04 July 2021

The Joy of Calendars

I was asked on a forum once whether (among my many other cultural game fillips) I utilized IC calendars.  Good heavens, all the freaking time, was my response.  Since my gameworld isn't a one-dimensional save point between dungeon crawls, seasons happen.  High holy days happen.  Traditional village celebrations happen.  Lunar phases happen.

The party might pass through a village where the locals aren't ready at the drop of a silver to cater to their needs, because it's the day of the midsummer Fire Dance festival, and everyone who isn't wearing a costume and capering on the cliffside is a spectator cheering the dancers on.  (Plenty of free ale and festival eats, though!)

It does make a certain sense to hire an orc as your "Green Man" ...

The party might be looking forward to the high holy day of the state religion,  nine days from now, when people wanting to undergo vision quests in the precincts of the High Basilica have unusual success in seeing the path.  

(They'd also better plan on about twenty thousand pilgrims hitting town a few days beforehand, and every inn and tavern space booked up.  This would also be a factor in large-scale seasonal trade fairs, celebrations of the monarch’s birthday, and all manner of predictable events of which the locals would take advantage.  I once lived in proximity to New England’s regional fair, which takes place over two weeks and three weekends, it’s sited in a small city, it averages almost a hundred thousand visitors a day, and homeowners within a half-mile make hundreds of dollars a day selling parking spots.)

The party might be hellbent on getting down to Veredar Island NOW, because the monsoon season's kicking off down there in three weeks, and even with a weather mage witching the sails they'll be cutting the timing fine.

The party might be hoping for a moonless night to make that strike, and the scholar with the ephemeris knows the next one is four days from now, but the next one beyond that is fifteen days down the road.  (Hope she made the roll by enough to know that Rosverando's Comet is due to hit perihelion fourteen days from now, so they better not dawdle.)

And the party might want to pitilessly kill every damn partying local blowing a vuvuzela underneath their inn window ...

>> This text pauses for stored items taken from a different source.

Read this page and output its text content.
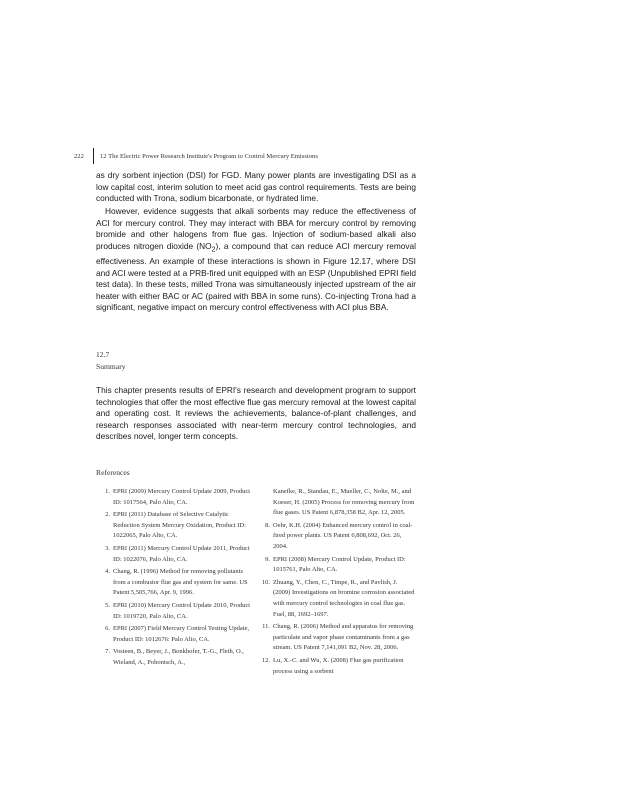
222 12 The Electric Power Research Institute's Program to Control Mercury Emissions

as dry sorbent injection (DSI) for FGD. Many power plants are investigating DSI as a low capital cost, interim solution to meet acid gas control requirements. Tests are being conducted with Trona, sodium bicarbonate, or hydrated lime.

However, evidence suggests that alkali sorbents may reduce the effectiveness of ACI for mercury control. They may interact with BBA for mercury control by removing bromide and other halogens from flue gas. Injection of sodium-based alkali also produces nitrogen dioxide $(NO_2)$, a compound that can reduce ACI mercury removal effectiveness. An example of these interactions is shown in Figure 12.17, where DSI and ACI were tested at a PRB-fired unit equipped with an ESP (Unpublished EPRI field test data). In these tests, milled Trona was simultaneously injected upstream of the air heater with either BAC or AC (paired with BBA in some runs). Co-injecting Trona had a significant, negative impact on mercury control effectiveness with ACI plus BBA.

12.7
Summary

This chapter presents results of EPRI's research and development program to support technologies that offer the most effective flue gas mercury removal at the lowest capital and operating cost. It reviews the achievements, balance-of-plant challenges, and research responses associated with near-term mercury control technologies, and describes novel, longer term concepts.

References
1. EPRI (2009) Mercury Control Update 2009, Product ID: 1017564, Palo Alto, CA.
2. EPRI (2011) Database of Selective Catalytic Reduction System Mercury Oxidation, Product ID: 1022065, Palo Alto, CA.
3. EPRI (2011) Mercury Control Update 2011, Product ID: 1022076, Palo Alto, CA.
4. Chang, R. (1996) Method for removing pollutants from a combustor flue gas and system for same. US Patent 5,505,766, Apr. 9, 1996.
5. EPRI (2010) Mercury Control Update 2010, Product ID: 1019720, Palo Alto, CA.
6. EPRI (2007) Field Mercury Control Testing Update, Product ID: 1012676: Palo Alto, CA.
7. Vosteen, B., Beyer, J., Bonkhofer, T.-G., Fleth, O., Wieland, A., Pohontsch, A.,
Kanefke, R., Standau, E., Mueller, C., Nolte, M., and Koeser, H. (2005) Process for removing mercury from flue gases. US Patent 6,878,358 B2, Apr. 12, 2005.
8. Oehr, K.H. (2004) Enhanced mercury control in coal-fired power plants. US Patent 6,808,692, Oct. 26, 2004.
9. EPRI (2008) Mercury Control Update, Product ID: 1015761, Palo Alto, CA.
10. Zhuang, Y., Chen, C., Timpe, R., and Pavlish, J. (2009) Investigations on bromine corrosion associated with mercury control technologies in coal flue gas. Fuel, 88, 1692–1697.
11. Chang, R. (2006) Method and apparatus for removing particulate and vapor phase contaminants from a gas stream. US Patent 7,141,091 B2, Nov. 28, 2006.
12. Lu, X.-C. and Wu, X. (2008) Flue gas purification process using a sorbent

All this is fixed; I run a sandbox.  Part and parcel of that is I don't throw in bullshit "coincidental" monsoons/eclipses/full moons just to provide random extra obstacles to the party.  I don't see why a group can't plan carefully to deal with seasonal/meteorological/celestial factors just as readily as they plan for fortifications, the strength of oppositions, the power of sorcerers, or any other such "traditional" wargaming-style complication ... and I don't see any reason NOT to hose a party that can't be bothered, the same way I wouldn't take it easy on a party that attempted a frontal assault against suicidally heavy odds.

Hard to create?  Not at all.  There’s going to be a spring planting festival: damn near every culture has one.  There’s going to be a harvest festival: damn near every culture has one.  There’s going to be a holiday celebrating the founding of the nation.  The ruler’s birthday will likely be a holiday ... and not only has more than one culture used that day to designate the new year, some of them have trouble in how the change to a new ruler upsets the bookkeeping!  Your religions will have holidays.  There’ll be the commemoration of a great battle.  (A number of nations commemorate great defeats!) A major athletic festival like the Olympics or the Kentucky Derby.  The traditional day every year when new apprentices are taken, or the knightly order elevates new knights, or annual quitrents are due, or the Blessing Of The Fleet takes place, or last year's wine is broached.  

Heck, one of the oldest known ongoing holidays is Lanimer Week in the town of Lanark in Scotland, which grew organically from the town being granted royal city status 900 years ago, a condition that the local merchants ceremonially inspect the boundary stones on that date each year, and celebrations springing up from that.  Or the town where I grew up, which has an annual celebration at the beginning of May based around the running of the herring.  (I am not making this up.)  Come to that, said town had an annual ritual as late as the 1980s where the selectmen would walk the bounds of the down, touching up the paint on the carved boundary stones.  This involved some measure of bushwhacking, with many of the stones being in forests or marshlands ...

So come up with a couple a month.  This is far from over the top; England celebrated 33 “saint’s days” before the UK’s holiday schedule was settled in the 19th century.  Plenty of online lists of such holidays and how they were/are celebrated – just file off the serial numbers and you’re good!